A spherical capacitor has inner radius a and outer radius b. What is its capacitance?

• A. C = 4π ε0 a /(b − a)
• B. C = 4π ε0 b /(b − a)
• C. C = 4π ε0 (a + b) /(b − a)
• D. C = 4π ε0 a b /(b − a)

Answer: (D)

The essential idea is to relate charge, potential, and geometry for a spherical capacitor using symmetry and Gauss’s law. Between the inner radius a and outer radius b, the electric field is radial and has magnitude E(r) = Q/(4π ε0 r^2).

To find the potential difference, integrate the field from the inner surface to the outer surface: V = ∫ from a to b of E dr = ∫_a^b Q/(4π ε0 r^2) dr = (Q/(4π ε0))(1/a − 1/b) = Q/(4π ε0) (b − a)/(ab).

The capacitance is C = Q/V, which yields C = 4π ε0 ab/(b − a).
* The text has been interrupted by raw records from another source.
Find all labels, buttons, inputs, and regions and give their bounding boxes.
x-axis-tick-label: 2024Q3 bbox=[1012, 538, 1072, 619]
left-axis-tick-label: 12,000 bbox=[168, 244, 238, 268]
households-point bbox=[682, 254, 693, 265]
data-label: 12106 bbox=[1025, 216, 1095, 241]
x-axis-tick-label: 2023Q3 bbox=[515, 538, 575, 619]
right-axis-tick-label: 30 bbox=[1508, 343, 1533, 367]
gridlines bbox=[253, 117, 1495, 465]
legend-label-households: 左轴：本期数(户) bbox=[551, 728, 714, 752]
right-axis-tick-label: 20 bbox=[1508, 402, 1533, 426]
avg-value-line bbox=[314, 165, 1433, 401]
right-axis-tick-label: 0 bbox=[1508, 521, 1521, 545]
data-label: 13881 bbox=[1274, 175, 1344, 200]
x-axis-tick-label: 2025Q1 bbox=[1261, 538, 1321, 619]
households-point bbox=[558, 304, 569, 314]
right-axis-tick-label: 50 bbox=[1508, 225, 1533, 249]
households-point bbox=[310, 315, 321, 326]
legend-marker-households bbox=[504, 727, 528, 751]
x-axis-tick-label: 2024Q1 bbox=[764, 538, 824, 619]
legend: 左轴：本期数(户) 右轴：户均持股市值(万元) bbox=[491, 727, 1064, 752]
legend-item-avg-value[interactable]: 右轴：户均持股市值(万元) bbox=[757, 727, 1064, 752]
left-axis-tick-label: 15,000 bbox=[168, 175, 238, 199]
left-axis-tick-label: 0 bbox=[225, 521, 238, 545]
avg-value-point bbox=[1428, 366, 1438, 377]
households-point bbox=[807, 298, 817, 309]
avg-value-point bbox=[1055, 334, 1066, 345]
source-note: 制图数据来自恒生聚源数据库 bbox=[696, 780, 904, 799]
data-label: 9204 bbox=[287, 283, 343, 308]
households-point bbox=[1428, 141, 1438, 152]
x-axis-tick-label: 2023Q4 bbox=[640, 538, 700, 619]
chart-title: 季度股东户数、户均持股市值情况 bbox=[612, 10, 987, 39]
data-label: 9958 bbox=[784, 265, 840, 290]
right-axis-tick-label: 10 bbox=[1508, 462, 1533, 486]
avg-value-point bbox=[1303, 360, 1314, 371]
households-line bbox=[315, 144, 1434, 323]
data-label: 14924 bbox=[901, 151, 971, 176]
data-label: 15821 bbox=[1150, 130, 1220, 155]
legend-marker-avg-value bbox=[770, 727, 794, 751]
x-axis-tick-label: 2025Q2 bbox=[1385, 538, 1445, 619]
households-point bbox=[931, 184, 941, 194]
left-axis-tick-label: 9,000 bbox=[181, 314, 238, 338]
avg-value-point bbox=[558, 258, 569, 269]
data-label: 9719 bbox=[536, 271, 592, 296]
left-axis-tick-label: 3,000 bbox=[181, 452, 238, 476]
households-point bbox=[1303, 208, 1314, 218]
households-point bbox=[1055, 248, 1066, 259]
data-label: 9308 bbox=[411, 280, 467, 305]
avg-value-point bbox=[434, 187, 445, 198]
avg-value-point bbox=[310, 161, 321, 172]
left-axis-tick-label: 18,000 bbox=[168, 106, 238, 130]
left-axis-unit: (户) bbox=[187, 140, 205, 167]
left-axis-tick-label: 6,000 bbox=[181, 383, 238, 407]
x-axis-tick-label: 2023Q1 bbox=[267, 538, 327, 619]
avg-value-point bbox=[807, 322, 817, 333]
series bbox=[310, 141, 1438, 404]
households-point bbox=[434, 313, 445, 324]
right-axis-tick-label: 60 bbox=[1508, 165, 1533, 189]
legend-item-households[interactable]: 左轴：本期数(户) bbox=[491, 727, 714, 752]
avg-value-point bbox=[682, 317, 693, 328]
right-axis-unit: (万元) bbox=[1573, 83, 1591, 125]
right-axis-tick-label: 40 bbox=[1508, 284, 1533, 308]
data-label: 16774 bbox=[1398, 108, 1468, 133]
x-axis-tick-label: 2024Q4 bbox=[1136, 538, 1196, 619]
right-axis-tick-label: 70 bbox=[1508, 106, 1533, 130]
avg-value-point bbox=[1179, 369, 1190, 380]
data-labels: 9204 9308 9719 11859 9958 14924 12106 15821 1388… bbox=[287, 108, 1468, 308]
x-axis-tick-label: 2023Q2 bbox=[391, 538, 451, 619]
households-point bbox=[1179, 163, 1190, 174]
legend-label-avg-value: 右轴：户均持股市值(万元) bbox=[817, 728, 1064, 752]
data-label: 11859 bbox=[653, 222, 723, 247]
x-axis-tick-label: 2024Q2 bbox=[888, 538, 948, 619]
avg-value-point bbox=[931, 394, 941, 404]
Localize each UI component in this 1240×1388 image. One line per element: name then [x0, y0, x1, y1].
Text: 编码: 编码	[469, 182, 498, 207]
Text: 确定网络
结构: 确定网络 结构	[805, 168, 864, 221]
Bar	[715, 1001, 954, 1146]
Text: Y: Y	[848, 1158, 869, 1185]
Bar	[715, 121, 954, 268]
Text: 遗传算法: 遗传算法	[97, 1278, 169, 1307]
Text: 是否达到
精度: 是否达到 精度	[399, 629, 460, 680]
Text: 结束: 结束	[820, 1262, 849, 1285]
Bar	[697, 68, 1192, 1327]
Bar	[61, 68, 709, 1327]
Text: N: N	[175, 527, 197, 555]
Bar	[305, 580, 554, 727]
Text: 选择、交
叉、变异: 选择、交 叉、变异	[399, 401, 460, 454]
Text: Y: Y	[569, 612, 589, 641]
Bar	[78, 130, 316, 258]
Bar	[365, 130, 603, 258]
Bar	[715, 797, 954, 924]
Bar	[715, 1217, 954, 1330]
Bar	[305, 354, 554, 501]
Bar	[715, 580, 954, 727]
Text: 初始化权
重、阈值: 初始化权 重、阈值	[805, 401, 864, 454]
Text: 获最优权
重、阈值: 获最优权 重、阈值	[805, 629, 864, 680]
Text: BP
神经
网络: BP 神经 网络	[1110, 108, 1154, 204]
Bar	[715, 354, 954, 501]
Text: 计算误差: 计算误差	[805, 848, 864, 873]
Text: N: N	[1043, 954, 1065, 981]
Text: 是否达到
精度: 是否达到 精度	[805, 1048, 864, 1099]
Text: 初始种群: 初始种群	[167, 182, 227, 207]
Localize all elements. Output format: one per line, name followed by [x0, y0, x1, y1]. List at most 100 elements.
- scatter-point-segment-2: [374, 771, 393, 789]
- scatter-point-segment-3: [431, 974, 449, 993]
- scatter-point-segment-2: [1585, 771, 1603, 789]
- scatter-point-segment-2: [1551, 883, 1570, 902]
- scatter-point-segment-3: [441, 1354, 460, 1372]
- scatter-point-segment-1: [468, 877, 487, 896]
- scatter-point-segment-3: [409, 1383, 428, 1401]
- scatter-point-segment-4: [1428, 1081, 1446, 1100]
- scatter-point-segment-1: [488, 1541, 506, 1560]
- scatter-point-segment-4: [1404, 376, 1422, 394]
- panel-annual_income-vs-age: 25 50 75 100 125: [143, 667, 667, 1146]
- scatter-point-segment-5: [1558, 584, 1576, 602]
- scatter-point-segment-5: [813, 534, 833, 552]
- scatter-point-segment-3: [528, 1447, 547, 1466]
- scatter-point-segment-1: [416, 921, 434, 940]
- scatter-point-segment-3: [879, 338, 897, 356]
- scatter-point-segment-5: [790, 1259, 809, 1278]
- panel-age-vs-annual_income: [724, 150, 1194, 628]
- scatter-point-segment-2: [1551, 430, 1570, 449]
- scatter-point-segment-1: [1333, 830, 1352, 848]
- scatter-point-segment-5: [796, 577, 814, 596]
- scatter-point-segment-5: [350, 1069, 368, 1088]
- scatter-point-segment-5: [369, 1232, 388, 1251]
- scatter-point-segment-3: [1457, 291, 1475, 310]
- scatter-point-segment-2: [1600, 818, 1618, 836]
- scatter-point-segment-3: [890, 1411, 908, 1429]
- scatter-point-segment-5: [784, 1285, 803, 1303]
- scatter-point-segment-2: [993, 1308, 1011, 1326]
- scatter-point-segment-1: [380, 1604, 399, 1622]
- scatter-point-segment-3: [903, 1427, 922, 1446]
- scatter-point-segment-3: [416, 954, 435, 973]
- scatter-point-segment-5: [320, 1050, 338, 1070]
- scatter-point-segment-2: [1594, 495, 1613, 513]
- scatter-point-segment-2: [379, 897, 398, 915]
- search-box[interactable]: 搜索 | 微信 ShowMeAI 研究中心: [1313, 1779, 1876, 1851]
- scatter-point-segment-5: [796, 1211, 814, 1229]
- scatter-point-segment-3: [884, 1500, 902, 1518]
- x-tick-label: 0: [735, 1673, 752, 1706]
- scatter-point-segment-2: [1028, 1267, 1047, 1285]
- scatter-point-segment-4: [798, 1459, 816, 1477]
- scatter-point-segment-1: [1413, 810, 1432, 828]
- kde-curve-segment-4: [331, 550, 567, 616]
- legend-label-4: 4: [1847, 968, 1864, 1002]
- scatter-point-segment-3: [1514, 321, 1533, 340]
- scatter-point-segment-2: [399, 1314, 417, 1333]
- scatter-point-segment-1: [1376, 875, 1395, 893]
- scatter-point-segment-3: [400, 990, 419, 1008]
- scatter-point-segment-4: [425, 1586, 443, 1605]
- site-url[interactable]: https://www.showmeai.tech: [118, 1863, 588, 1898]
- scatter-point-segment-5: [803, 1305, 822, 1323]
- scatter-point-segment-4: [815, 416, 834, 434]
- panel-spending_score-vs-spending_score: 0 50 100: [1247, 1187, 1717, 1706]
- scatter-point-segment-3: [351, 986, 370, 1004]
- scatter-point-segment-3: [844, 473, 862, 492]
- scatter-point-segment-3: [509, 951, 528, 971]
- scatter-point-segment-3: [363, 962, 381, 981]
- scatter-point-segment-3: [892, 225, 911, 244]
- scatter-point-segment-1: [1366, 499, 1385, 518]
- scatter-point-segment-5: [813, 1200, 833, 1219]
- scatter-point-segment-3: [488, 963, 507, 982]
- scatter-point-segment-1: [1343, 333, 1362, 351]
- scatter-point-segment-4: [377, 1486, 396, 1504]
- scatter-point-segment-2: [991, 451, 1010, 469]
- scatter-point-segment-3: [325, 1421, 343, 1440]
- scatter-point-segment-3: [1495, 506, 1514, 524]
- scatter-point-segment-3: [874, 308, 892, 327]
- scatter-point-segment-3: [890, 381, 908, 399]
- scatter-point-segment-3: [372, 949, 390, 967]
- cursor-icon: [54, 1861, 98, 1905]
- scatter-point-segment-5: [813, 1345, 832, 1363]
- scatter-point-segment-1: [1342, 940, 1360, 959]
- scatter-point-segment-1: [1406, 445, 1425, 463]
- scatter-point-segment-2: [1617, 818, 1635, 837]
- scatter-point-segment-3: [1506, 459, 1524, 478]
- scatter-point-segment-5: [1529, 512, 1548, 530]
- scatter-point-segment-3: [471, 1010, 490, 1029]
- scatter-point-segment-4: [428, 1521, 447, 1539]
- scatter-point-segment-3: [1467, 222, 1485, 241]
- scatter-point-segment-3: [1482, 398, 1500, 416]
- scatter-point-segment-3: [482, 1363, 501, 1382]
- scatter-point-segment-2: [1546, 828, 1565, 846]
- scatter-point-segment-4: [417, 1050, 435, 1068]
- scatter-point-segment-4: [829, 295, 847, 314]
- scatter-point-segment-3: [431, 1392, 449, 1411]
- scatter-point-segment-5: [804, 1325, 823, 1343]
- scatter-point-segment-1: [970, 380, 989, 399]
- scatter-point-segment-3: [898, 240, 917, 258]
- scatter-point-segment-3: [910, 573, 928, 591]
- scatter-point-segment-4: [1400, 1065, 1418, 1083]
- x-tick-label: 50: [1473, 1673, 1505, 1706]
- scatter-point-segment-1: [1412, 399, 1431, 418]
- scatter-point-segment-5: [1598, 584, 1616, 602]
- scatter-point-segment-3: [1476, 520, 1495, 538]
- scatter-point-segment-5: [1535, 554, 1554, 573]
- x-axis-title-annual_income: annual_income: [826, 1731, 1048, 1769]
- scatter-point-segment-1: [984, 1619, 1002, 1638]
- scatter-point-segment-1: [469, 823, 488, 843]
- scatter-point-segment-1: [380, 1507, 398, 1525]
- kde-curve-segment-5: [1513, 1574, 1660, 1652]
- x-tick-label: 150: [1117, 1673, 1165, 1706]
This result also matches physical limits: as the outer radius goes to infinity, the capacitance approaches that of an isolated sphere, 4π ε0 a; as the two spheres get very close (b → a), the capacitance grows without bound.

Alternatives that miss the ab product in the numerator or replace it with a single radius fail to capture how both radii interact in shaping the field and the potential, and they do not reproduce the correct limiting behavior.